Monday, July 11, 2011

State Budget Model

Below are the results of running a linear regression model on various economic data (obtained from the Bureau of Economic Analysis [BEA] government site) from 1947 to the present solving for the individual state budget economic parameter:

n 64

R2 0.96
Adjusted R2 0.95
SE 8.77

Term Coefficient 95% CI SE t statistic DF p
Intercept -23.78 -65.48 to 17.91 20.759 -1.15 50 0.2573
Population 0.08521 -0.13397 to 0.30439 0.109125 0.78 50 0.4386
Unemployment 1.997 -0.982 to 4.975 1.4831 1.35 50 0.1843
Inflation 0.1056 -0.8478 to 1.0591 0.47469 0.22 50 0.8249
GDP 0.0491 -0.0006 to 0.0988 0.02475 1.98 50 0.0528
Debt 0.01429 -0.00580 to 0.03439 0.010003 1.43 50 0.1593
Tax Receipts 0.2714 0.2202 to 0.3226 0.02549 10.65 50 <0.0001
Gov Spending -0.2278 -0.3073 to -0.1483 0.03958 -5.76 50 <0.0001
Budget 0.2375 0.1410 to 0.3341 0.04805 4.94 50 <0.0001
Trade Deficit -0.05445 -0.12616 to 0.01725 0.035701 -1.53 50 0.1335
Consumer Spending -0.03384 -0.15193 to 0.08425 0.058793 -0.58 50 0.5675
Gov Social Benefits 0.1646 -0.0576 to 0.3867 0.11062 1.49 50 0.1431
State Social Payment -0.3374 -0.9744 to 0.2996 0.31713 -1.06 50 0.2925
Personal Income -0.1285 -0.2034 to -0.0537 0.03726 -3.45 50 0.0011

The economic parameters used to model state government deficit levels over the past 64 (n) years are: the U.S. population, the unemployment rate, the inflation rate, the U.S. Gross Domestic Product (GDP), federal government debt, federal government tax receipts, federal government spending, the federal government budget levels, the federal trade deficit, consumer spending, state government spending on social benefits, federal government spending on social benefits, and personal income. The intercept value in the above table is not a parameter – it is the value of state government budget levels (in billions of dollars) if all other parameters equal zero. These economic parameters are denoted in the above table.

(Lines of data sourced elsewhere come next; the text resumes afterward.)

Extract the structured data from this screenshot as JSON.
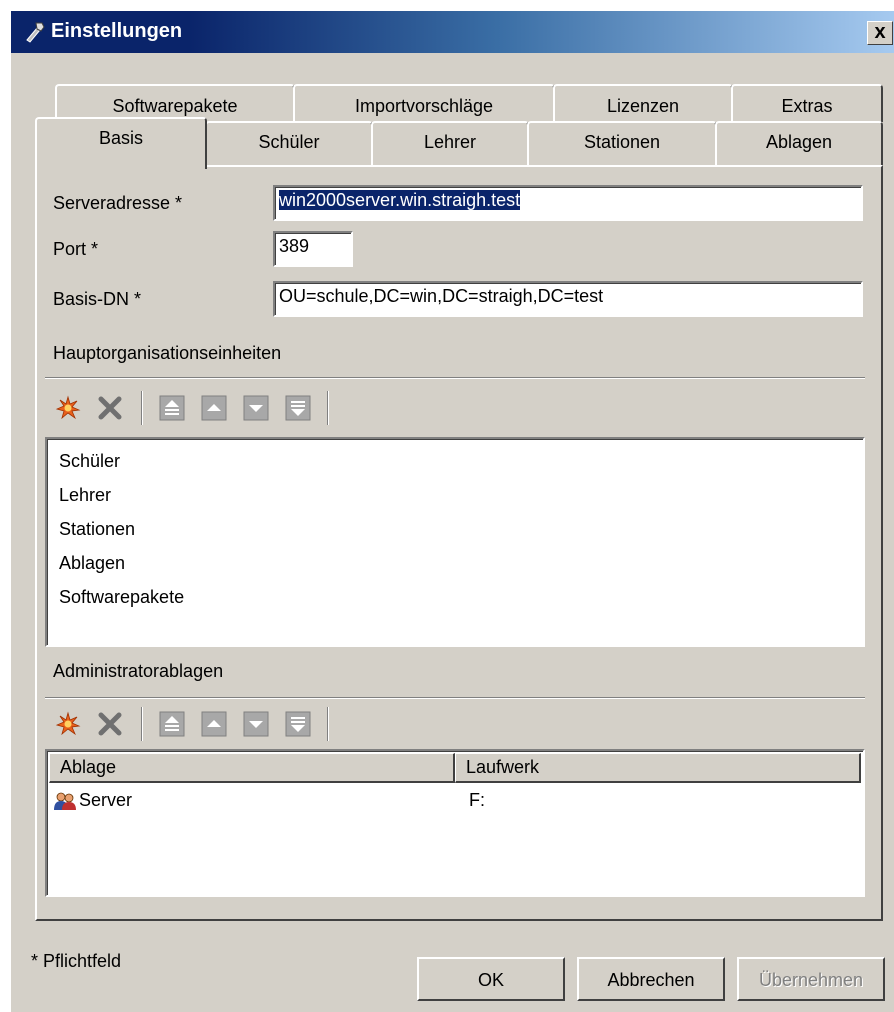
{
  "window": {
    "title": "Einstellungen",
    "close_glyph": "x"
  },
  "tabs": {
    "row1": [
      "Softwarepakete",
      "Importvorschläge",
      "Lizenzen",
      "Extras"
    ],
    "row2": [
      "Basis",
      "Schüler",
      "Lehrer",
      "Stationen",
      "Ablagen"
    ],
    "active": "Basis"
  },
  "form": {
    "server_label": "Serveradresse *",
    "server_value": "win2000server.win.straigh.test",
    "port_label": "Port *",
    "port_value": "389",
    "basedn_label": "Basis-DN *",
    "basedn_value": "OU=schule,DC=win,DC=straigh,DC=test"
  },
  "main_units": {
    "label": "Hauptorganisationseinheiten",
    "items": [
      "Schüler",
      "Lehrer",
      "Stationen",
      "Ablagen",
      "Softwarepakete"
    ]
  },
  "admin_stores": {
    "label": "Administratorablagen",
    "columns": [
      "Ablage",
      "Laufwerk"
    ],
    "rows": [
      {
        "name": "Server",
        "drive": "F:"
      }
    ]
  },
  "toolbar_icons": [
    "add-icon",
    "delete-icon",
    "move-top-icon",
    "move-up-icon",
    "move-down-icon",
    "move-bottom-icon"
  ],
  "footer": {
    "required_note": "* Pflichtfeld",
    "ok": "OK",
    "cancel": "Abbrechen",
    "apply": "Übernehmen"
  },
  "colors": {
    "title_start": "#0a246a",
    "title_end": "#a6caf0",
    "selection": "#0a246a",
    "face": "#d4d0c8",
    "add_icon": "#e8601c"
  }
}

The R² statistic illustrates how closely the linear regression model resembles a straight line (the ideal condition). If R² equals one then the model is 100% linear and the parameters correlate 100%. On the other hand, if R² is equal to zero then there is no correlation and the data in the linear regression model is completely random. T statistics reveal which of the economic parameters has the best correlation to the parameter being tested (State Budgets in this case). The higher the absolute value of the t statistic, the better the correlation the corresponding economic parameter has to the tested variable (State Budgets in this case). If a coefficient value of an economic parameter is positive then it trends in the same direction of the tested variable (State Budgets in this case). If a coefficient value is negative then the corresponding variable trends in the opposite direction of the tested variable (State Budgets in this case). It is time to do some math to prove higher taxes and government spending cripple economies. What economic parameters have the biggest effect on state budgets?

It should come as no surprise as the federal government raises more tax revenues, spends more on entitlements, and increase their budget and deficit levels – so do the individual states. On the other hand, increased levels in personal income, consumer spending, and federal government spending can lead to lower budget deficits (states can collect more in sales taxes).